Though I'm shaky. I used to have a much more fluid hand. I'd sometimes draw a person without having any idea what they were going to look like and make the decision on the spot as my pen moved across the page. Now I'm more unsure and less confident.
So strange what being young can do for your ability to learn. I mean, it's not strange. It's science. Your brain isn't fully developed yet. The things you learn as a kid have the benefit of neurons going crazy and making new connections to help you along the way. When I draw now it's like I can still feel the connections my hands and brain made together as a child, but it's weaker.
Learning to draw as an adult, or even as a teenager I think leaves you somewhat disadvantaged. Not that you're out of luck, but that you have to work harder. But that's the same in many things, like music or dance. Certain things you learn as a kid you sort of hardwire into your brain and body and you can draw on it later without strain. Though I'm a little rusty, and despite not having been at the drawing board for years, I can still watch my hands do, more or less, what they know how to do. It's very encouraging.
I have these lovely new markers at my disposal. I'm unpracticed in them, but one thing I learned as a kid and as a teenager as I dove into new mediums: confidence is half the battle. If you have an artistic ability, you can figure it out as you go. The lessons learned from one medium will translate in some way to another, if you have the courage to try. Having faith it'll work out goes far.
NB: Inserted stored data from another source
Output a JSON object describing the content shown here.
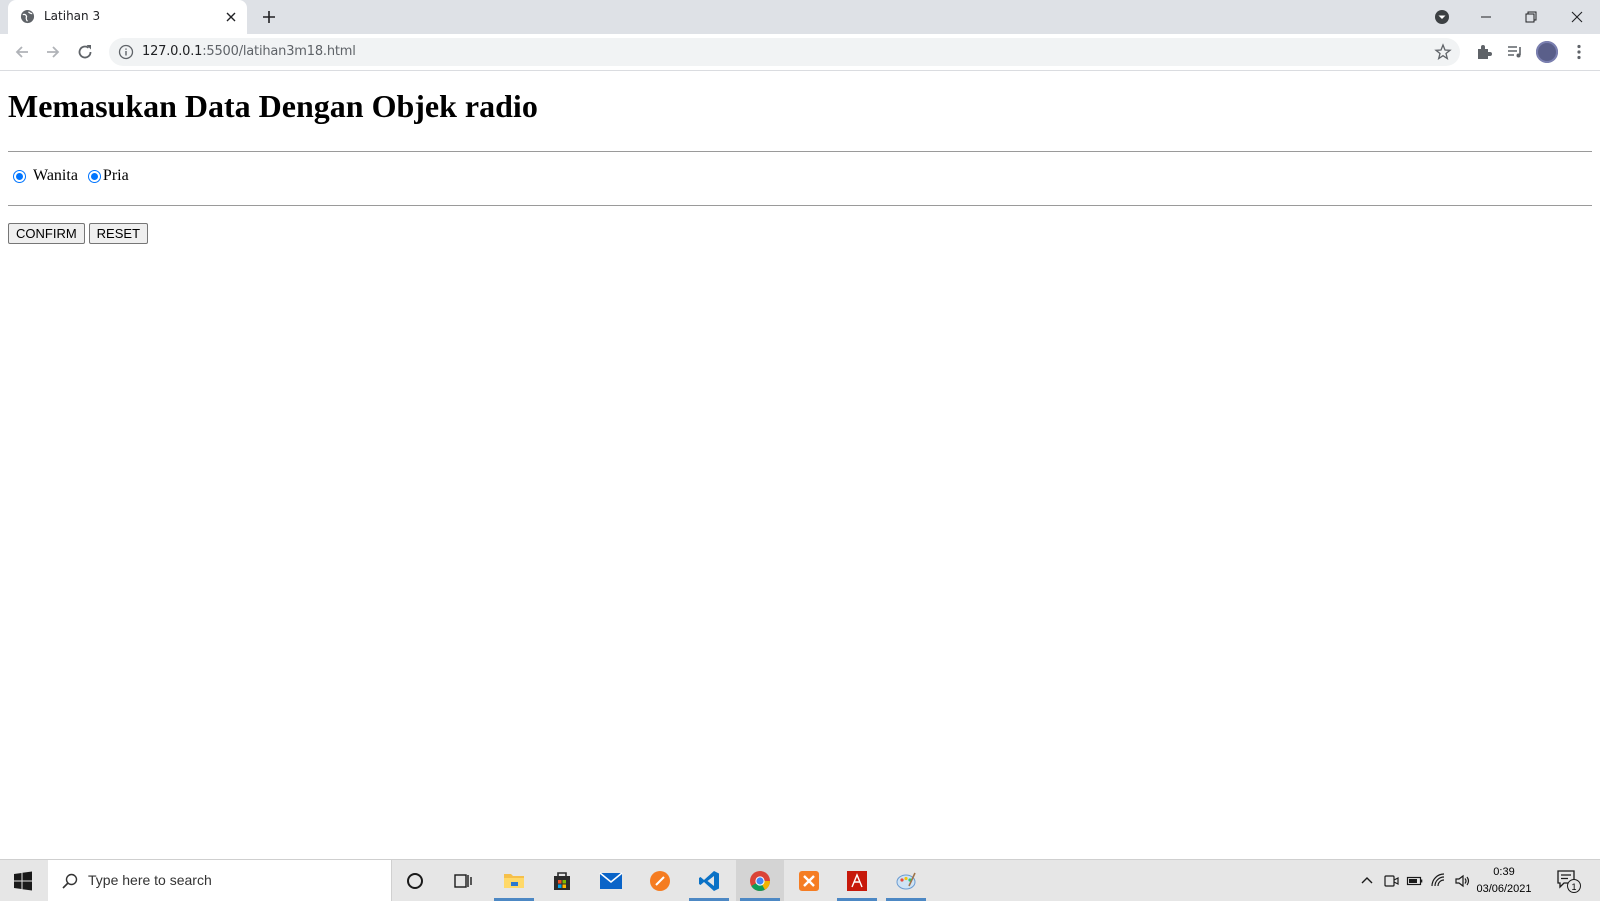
{
  "browser": {
    "tab_title": "Latihan 3",
    "url_host": "127.0.0.1",
    "url_rest": ":5500/latihan3m18.html"
  },
  "page": {
    "heading": "Memasukan Data Dengan Objek radio",
    "radios": [
      {
        "label": "Wanita",
        "checked": true
      },
      {
        "label": "Pria",
        "checked": true
      }
    ],
    "confirm_label": "CONFIRM",
    "reset_label": "RESET"
  },
  "taskbar": {
    "search_placeholder": "Type here to search",
    "time": "0:39",
    "date": "03/06/2021",
    "notification_count": "1",
    "apps": [
      "cortana-icon",
      "task-view-icon",
      "file-explorer-icon",
      "store-icon",
      "mail-icon",
      "sublime-icon",
      "vscode-icon",
      "chrome-icon",
      "xampp-icon",
      "acrobat-icon",
      "paint-icon"
    ]
  },
  "colors": {
    "accent": "#0075ff",
    "tabstrip": "#dee1e6",
    "taskbar": "#e6e6e6"
  }
}
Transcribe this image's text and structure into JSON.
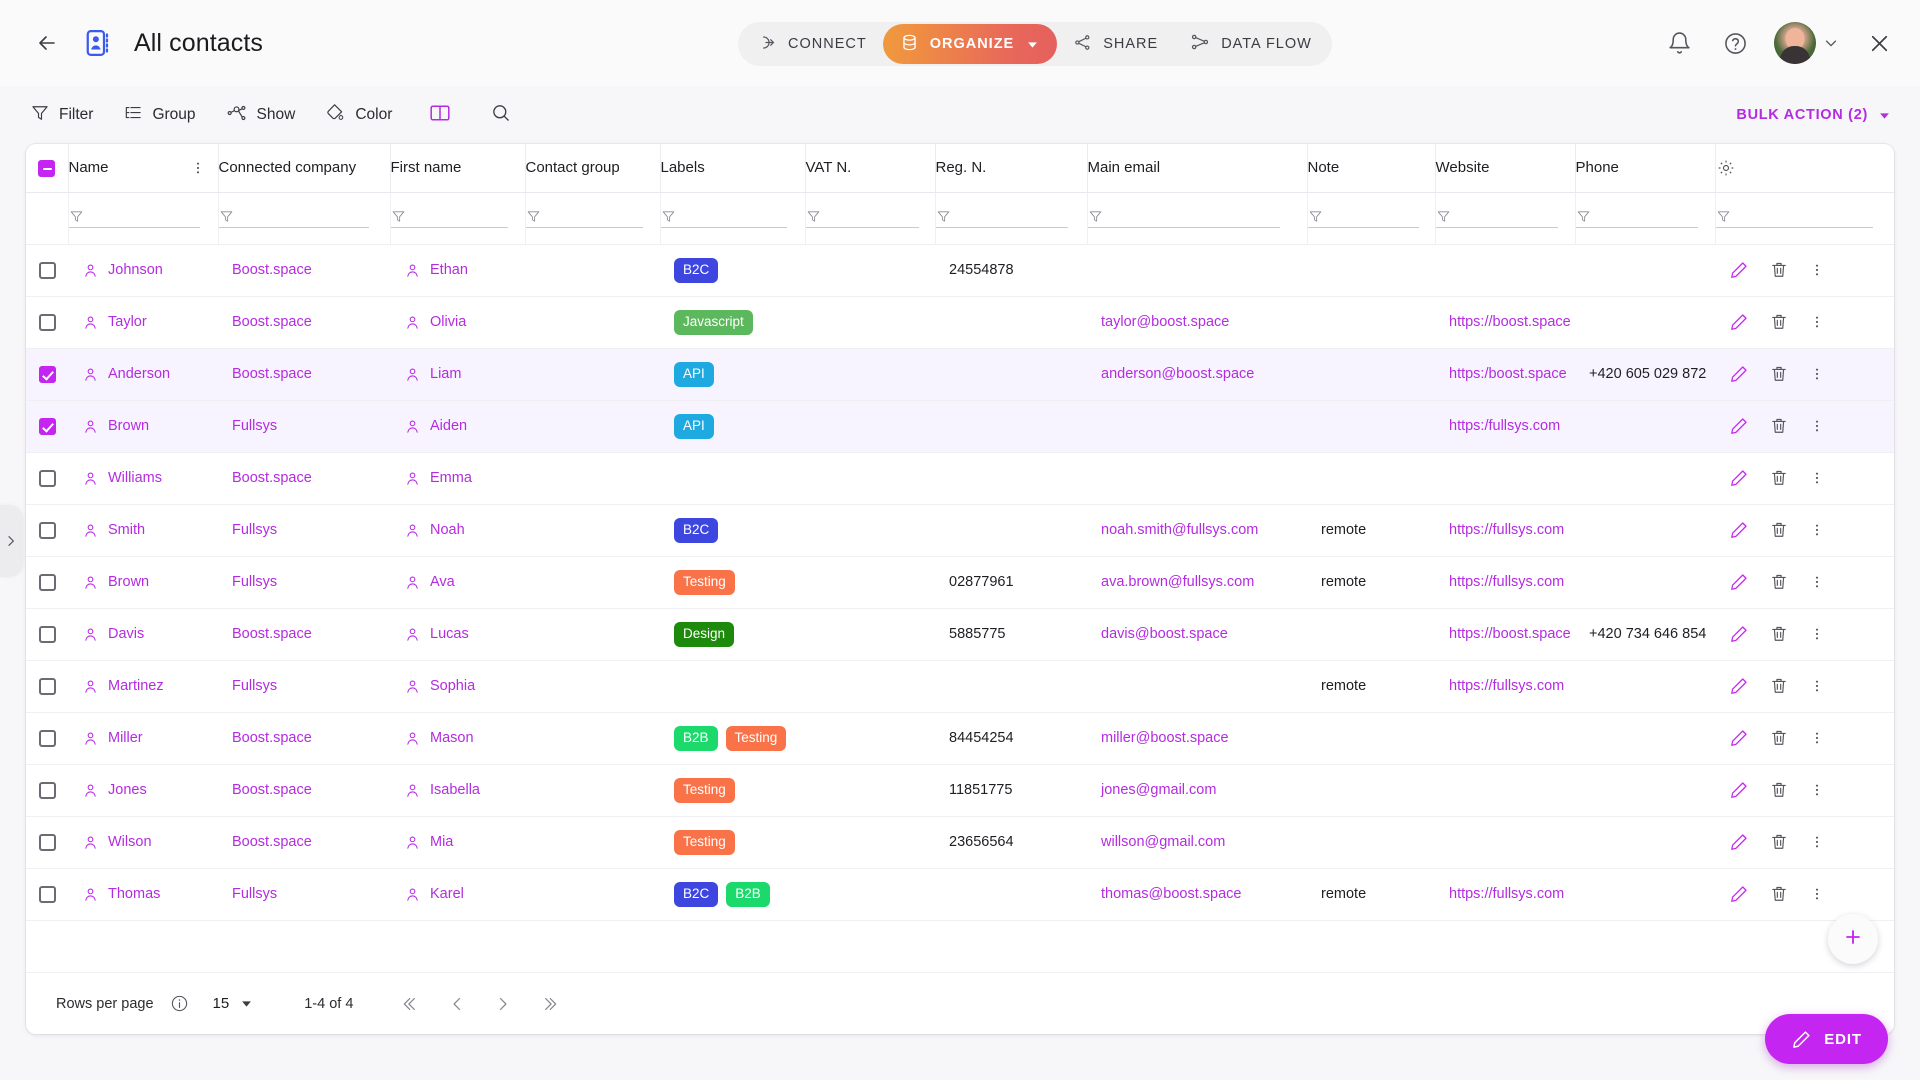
{
  "header": {
    "back_icon": "arrow-left-icon",
    "app_icon": "contact-book-icon",
    "title": "All contacts",
    "nav": [
      {
        "label": "CONNECT",
        "icon": "connect-icon",
        "active": false
      },
      {
        "label": "ORGANIZE",
        "icon": "database-icon",
        "active": true,
        "has_caret": true
      },
      {
        "label": "SHARE",
        "icon": "share-icon",
        "active": false
      },
      {
        "label": "DATA FLOW",
        "icon": "data-flow-icon",
        "active": false
      }
    ],
    "accent_gradient_from": "#ef9a3d",
    "accent_gradient_to": "#e4605e",
    "right_icons": [
      "bell-icon",
      "help-icon",
      "avatar",
      "chevron-down-icon",
      "close-icon"
    ]
  },
  "toolbar": {
    "items": [
      {
        "label": "Filter",
        "icon": "filter-icon"
      },
      {
        "label": "Group",
        "icon": "group-icon"
      },
      {
        "label": "Show",
        "icon": "show-icon"
      },
      {
        "label": "Color",
        "icon": "color-icon"
      }
    ],
    "layout_icon": "columns-layout-icon",
    "search_icon": "search-icon",
    "bulk_action_label": "BULK ACTION (2)",
    "bulk_action_color": "#b42ce0"
  },
  "table": {
    "columns": [
      "Name",
      "Connected company",
      "First name",
      "Contact group",
      "Labels",
      "VAT N.",
      "Reg. N.",
      "Main email",
      "Note",
      "Website",
      "Phone"
    ],
    "settings_icon": "gear-icon",
    "header_checkbox_state": "indeterminate",
    "kebab_icon": "more-vertical-icon",
    "filter_row_icon": "filter-icon",
    "rows": [
      {
        "selected": false,
        "name": "Johnson",
        "company": "Boost.space",
        "first_name": "Ethan",
        "contact_group": "",
        "labels": [
          {
            "text": "B2C",
            "color": "#3d47e0"
          }
        ],
        "vat": "",
        "reg": "24554878",
        "email": "",
        "note": "",
        "website": "",
        "phone": ""
      },
      {
        "selected": false,
        "name": "Taylor",
        "company": "Boost.space",
        "first_name": "Olivia",
        "contact_group": "",
        "labels": [
          {
            "text": "Javascript",
            "color": "#5cb85c"
          }
        ],
        "vat": "",
        "reg": "",
        "email": "taylor@boost.space",
        "note": "",
        "website": "https://boost.space",
        "phone": ""
      },
      {
        "selected": true,
        "name": "Anderson",
        "company": "Boost.space",
        "first_name": "Liam",
        "contact_group": "",
        "labels": [
          {
            "text": "API",
            "color": "#1eaae0"
          }
        ],
        "vat": "",
        "reg": "",
        "email": "anderson@boost.space",
        "note": "",
        "website": "https:/boost.space",
        "phone": "+420 605 029 872"
      },
      {
        "selected": true,
        "name": "Brown",
        "company": "Fullsys",
        "first_name": "Aiden",
        "contact_group": "",
        "labels": [
          {
            "text": "API",
            "color": "#1eaae0"
          }
        ],
        "vat": "",
        "reg": "",
        "email": "",
        "note": "",
        "website": "https:/fullsys.com",
        "phone": ""
      },
      {
        "selected": false,
        "name": "Williams",
        "company": "Boost.space",
        "first_name": "Emma",
        "contact_group": "",
        "labels": [],
        "vat": "",
        "reg": "",
        "email": "",
        "note": "",
        "website": "",
        "phone": ""
      },
      {
        "selected": false,
        "name": "Smith",
        "company": "Fullsys",
        "first_name": "Noah",
        "contact_group": "",
        "labels": [
          {
            "text": "B2C",
            "color": "#3d47e0"
          }
        ],
        "vat": "",
        "reg": "",
        "email": "noah.smith@fullsys.com",
        "note": "remote",
        "website": "https://fullsys.com",
        "phone": ""
      },
      {
        "selected": false,
        "name": "Brown",
        "company": "Fullsys",
        "first_name": "Ava",
        "contact_group": "",
        "labels": [
          {
            "text": "Testing",
            "color": "#fa7248"
          }
        ],
        "vat": "",
        "reg": "02877961",
        "email": "ava.brown@fullsys.com",
        "note": "remote",
        "website": "https://fullsys.com",
        "phone": ""
      },
      {
        "selected": false,
        "name": "Davis",
        "company": "Boost.space",
        "first_name": "Lucas",
        "contact_group": "",
        "labels": [
          {
            "text": "Design",
            "color": "#1d8a0c"
          }
        ],
        "vat": "",
        "reg": "5885775",
        "email": "davis@boost.space",
        "note": "",
        "website": "https://boost.space",
        "phone": "+420 734 646 854"
      },
      {
        "selected": false,
        "name": "Martinez",
        "company": "Fullsys",
        "first_name": "Sophia",
        "contact_group": "",
        "labels": [],
        "vat": "",
        "reg": "",
        "email": "",
        "note": "remote",
        "website": "https://fullsys.com",
        "phone": ""
      },
      {
        "selected": false,
        "name": "Miller",
        "company": "Boost.space",
        "first_name": "Mason",
        "contact_group": "",
        "labels": [
          {
            "text": "B2B",
            "color": "#1bd96a"
          },
          {
            "text": "Testing",
            "color": "#fa7248"
          }
        ],
        "vat": "",
        "reg": "84454254",
        "email": "miller@boost.space",
        "note": "",
        "website": "",
        "phone": ""
      },
      {
        "selected": false,
        "name": "Jones",
        "company": "Boost.space",
        "first_name": "Isabella",
        "contact_group": "",
        "labels": [
          {
            "text": "Testing",
            "color": "#fa7248"
          }
        ],
        "vat": "",
        "reg": "11851775",
        "email": "jones@gmail.com",
        "note": "",
        "website": "",
        "phone": ""
      },
      {
        "selected": false,
        "name": "Wilson",
        "company": "Boost.space",
        "first_name": "Mia",
        "contact_group": "",
        "labels": [
          {
            "text": "Testing",
            "color": "#fa7248"
          }
        ],
        "vat": "",
        "reg": "23656564",
        "email": "willson@gmail.com",
        "note": "",
        "website": "",
        "phone": ""
      },
      {
        "selected": false,
        "name": "Thomas",
        "company": "Fullsys",
        "first_name": "Karel",
        "contact_group": "",
        "labels": [
          {
            "text": "B2C",
            "color": "#3d47e0"
          },
          {
            "text": "B2B",
            "color": "#1bd96a"
          }
        ],
        "vat": "",
        "reg": "",
        "email": "thomas@boost.space",
        "note": "remote",
        "website": "https://fullsys.com",
        "phone": ""
      }
    ],
    "row_actions": {
      "edit_icon": "pencil-icon",
      "delete_icon": "trash-icon",
      "menu_icon": "more-vertical-icon"
    }
  },
  "footer": {
    "rows_per_page_label": "Rows per page",
    "info_icon": "info-icon",
    "rows_per_page_value": "15",
    "range_text": "1-4 of 4",
    "pager": [
      "first-page-icon",
      "prev-page-icon",
      "next-page-icon",
      "last-page-icon"
    ]
  },
  "fabs": {
    "add_label": "+",
    "add_icon": "plus-icon",
    "edit_label": "EDIT",
    "edit_icon": "pencil-icon",
    "edit_color": "#c425f0"
  },
  "edge_tab_icon": "chevron-right-icon"
}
I want 2012 to be a year of artistic revival for me. I want to reopen that part of myself I let go dormant. Art school sort of quieted me. I actually learned a significant amount of things and it was valuable, but it shut me down. Eight years later, I'm feeling ready to try again. Less about making a living, more about personal fulfillment. I can be an artist as a person; I don't have to be an artist as a profession. What I do to pay the bills need not be what defines who I am.